Respondents were then asked on their willingness to initiate six (anonymized) real therapy profiles, presented in Table 2. For each profile, respondents were required to describe their willingness to initiate treatment, by selecting one of the following options, with no option to skip: “very unwilling”, “unwilling”, “neutral”, “willing”, “very willing”.
Survey Respondents
Potential respondents were contacted by e-mail to participate in the survey. As respondents could decline to participate, or be excluded during participation in the survey, respondents were continually recruited until 500 sets of results were captured. Eligible respondents fulfilled each of the following criteria: age of 18 years or older; current residence in the USA; ability to read and understand the English language; diagnosis of T2DM (and no other type of diabetes); currently receiving medication to control blood glucose level, which began at least 6 months prior to the survey;Footnote 1 never received insulin to control blood glucose level; HbA1c level of ≥ 6.5% at the latest time of measuring (within the past year);Footnote 2 no health issues that make it difficult to participate in the survey (e.g., issues with seeing or reading, or issues with understanding or answering questions); not employed at a pharmaceutical company, or in a role with responsibility for directly treating patients with diabetes; willing to participate in the survey, and to provide informed consent. All respondents of the survey confirmed their willingness to participate, and gave explicit informed consent to participate, and for their demographic data and preference data to be captured and stored for research purposes and reported in an anonymized manner.
Data Analysis
The analyses of hypothetical choice set results used a conditional logit regression model to regress stated preferences to determine the crude relative preference for each attribute. Only main effects were estimated, i.e., no interaction terms were examined.

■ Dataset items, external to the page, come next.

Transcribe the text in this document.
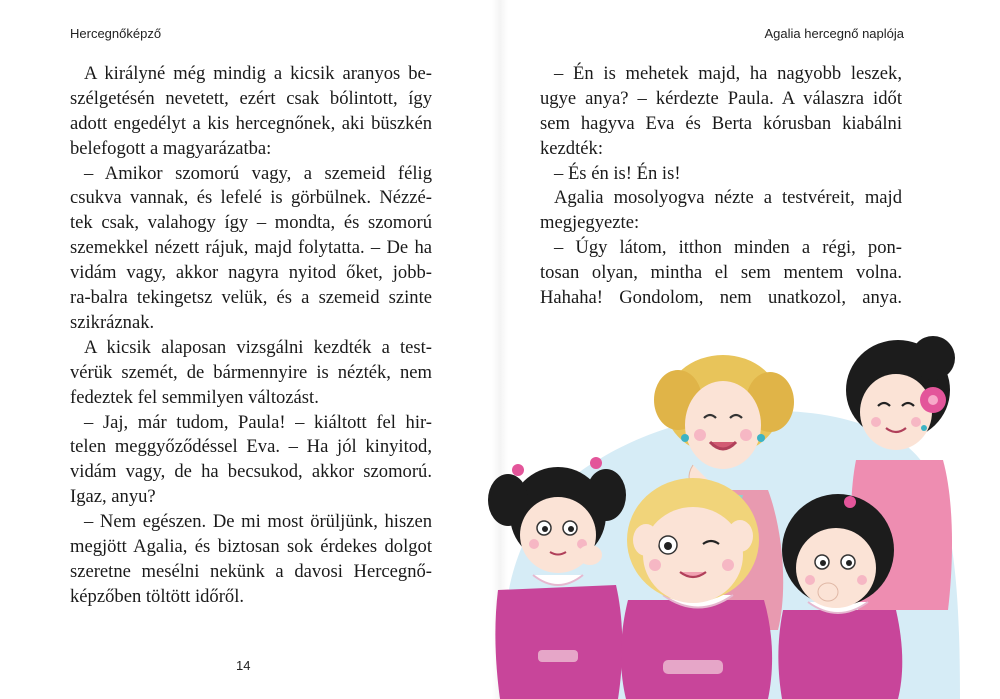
Hercegnőképző
A királyné még mindig a kicsik aranyos be-
szélgetésén nevetett, ezért csak bólintott, így
adott engedélyt a kis hercegnőnek, aki büszkén
belefogott a magyarázatba:
– Amikor szomorú vagy, a szemeid félig
csukva vannak, és lefelé is görbülnek. Nézzé-
tek csak, valahogy így – mondta, és szomorú
szemekkel nézett rájuk, majd folytatta. – De ha
vidám vagy, akkor nagyra nyitod őket, jobb-
ra-balra tekingetsz velük, és a szemeid szinte
szikráznak.
A kicsik alaposan vizsgálni kezdték a test-
vérük szemét, de bármennyire is nézték, nem
fedeztek fel semmilyen változást.
– Jaj, már tudom, Paula! – kiáltott fel hir-
telen meggyőződéssel Eva. – Ha jól kinyitod,
vidám vagy, de ha becsukod, akkor szomorú.
Igaz, anyu?
– Nem egészen. De mi most örüljünk, hiszen
megjött Agalia, és biztosan sok érdekes dolgot
szeretne mesélni nekünk a davosi Hercegnő-
képzőben töltött időről.
14
Agalia hercegnő naplója
– Én is mehetek majd, ha nagyobb leszek,
ugye anya? – kérdezte Paula. A válaszra időt
sem hagyva Eva és Berta kórusban kiabálni
kezdték:
– És én is! Én is!
Agalia mosolyogva nézte a testvéreit, majd
megjegyezte:
– Úgy látom, itthon minden a régi, pon-
tosan olyan, mintha el sem mentem volna.
Hahaha! Gondolom, nem unatkozol, anya.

The coefficients on the independent variables from the regression were interpreted as relative preference weights, indicating the relative strength of preference for each attribute level. Larger positive coefficients indicated that respondents preferred that attribute level to levels that have smaller or negative coefficients.
For subgroup analyses, respondents were grouped by injectable-naïve or injectable-experienced status, by gender (male or female), by age (< 65 or ≥ 65 years), by HbA1c level in relation to median or subjective target (HbA1c < 7.2% or ≥ 7.2%; HbA1c within or above personal target), by obesity (BMI < 30 kg/m2 or ≥ 30 kg/m2), by HRQoL (impairment or no impairment by EQ-5D-5L), and by answer to test choice set (correct or incorrect).
Results
Characteristics of Survey Respondents
Of the 4345 patients screened for the DCE survey, 500 met the eligibility criteria. The clinical and demographic characteristics of these patients are presented in Table S1 of the supplementary material. Within the eligible patient group (n = 500), 42.6% were female. The mean age of respondents was 65.5 years, and the majority of respondents (69.6%) were aged between 60 and 80. Most respondents had attained at least a degree-level education (56.8%). The majority of participants were retired (57.8%). The mean BMI within the sample was 32.0 kg/m2, with 56.0% of respondents considered obese (> 30 kg/m2), and 0.8% considered underweight (< 18.5 kg/m2) [29]. Respondents had been diagnosed with T2DM for a mean of 11.4 years prior to the survey, and had been receiving medication to control blood glucose for a mean of 8.9 years. Respondents’ mean reported HbA1c was 7.4%; specifically, 23.0% had tightly controlled HbA1c by ADA standards (defined as ≥ 6.5% to ≤ 6.9%), while 51.4% had loosely controlled HbA1c (≥ 7.0% to ≤ 7.9%) [30]; most respondents (62.4%) reported that their current HbA1c was outside the target set by their physician, and 18.8% reported having experienced complications as a result of T2DM.
Most respondents (93.4%) answered the test question correctly, selecting the clearly superior choice. The remainder (6.6%) therefore potentially provided unreliable results and were subgrouped for further analysis. The proportion of respondents with at least an adequate level of self-reported health literacy was 90.4%, and the proportion with adequate numeracy was 95.0%.
Relative Importance of Attributes and Levels in Hypothetical Profiles
In the full sample of the current study (n = 500), 35.5% of the total variance in respondents’ decision-making between profiles was predicted by mode and frequency of administration, while 29.2% was predicted by change in body weight. Less important attributes were change in cardiovascular event risk (19.1%), risk of hypoglycemic events (9.9%), and change in HbA1c (6.5%). Relative preference weights of attribute levels (relative to the least-preferred level in each attribute) are presented in Fig. 1. All attributes showed a linear upwards trend as expected, with the exception of risk of hypoglycemic events. This may be because the levels presented for this attribute were not sufficiently different to be considered notable by patients.
Relative preference weights for each attribute level presented in hypothetical choice sets, in full sample
In the injectable-naïve subgroup (which made up 72.2% of the sample; n = 361), the ordering of attributes by importance matched the full sample with mode and frequency of administration rated as most important, followed by change in body weight, change in cardiovascular event risk, risk of hypoglycemic events, and lastly change in HbA1c (Figs. 2, 3). However, in the injectable-experienced subgroup (n = 139), the ordering of administration and body weight change attributes was reversed, as was the ordering of hypoglycemia risk and HbA1c change attributes.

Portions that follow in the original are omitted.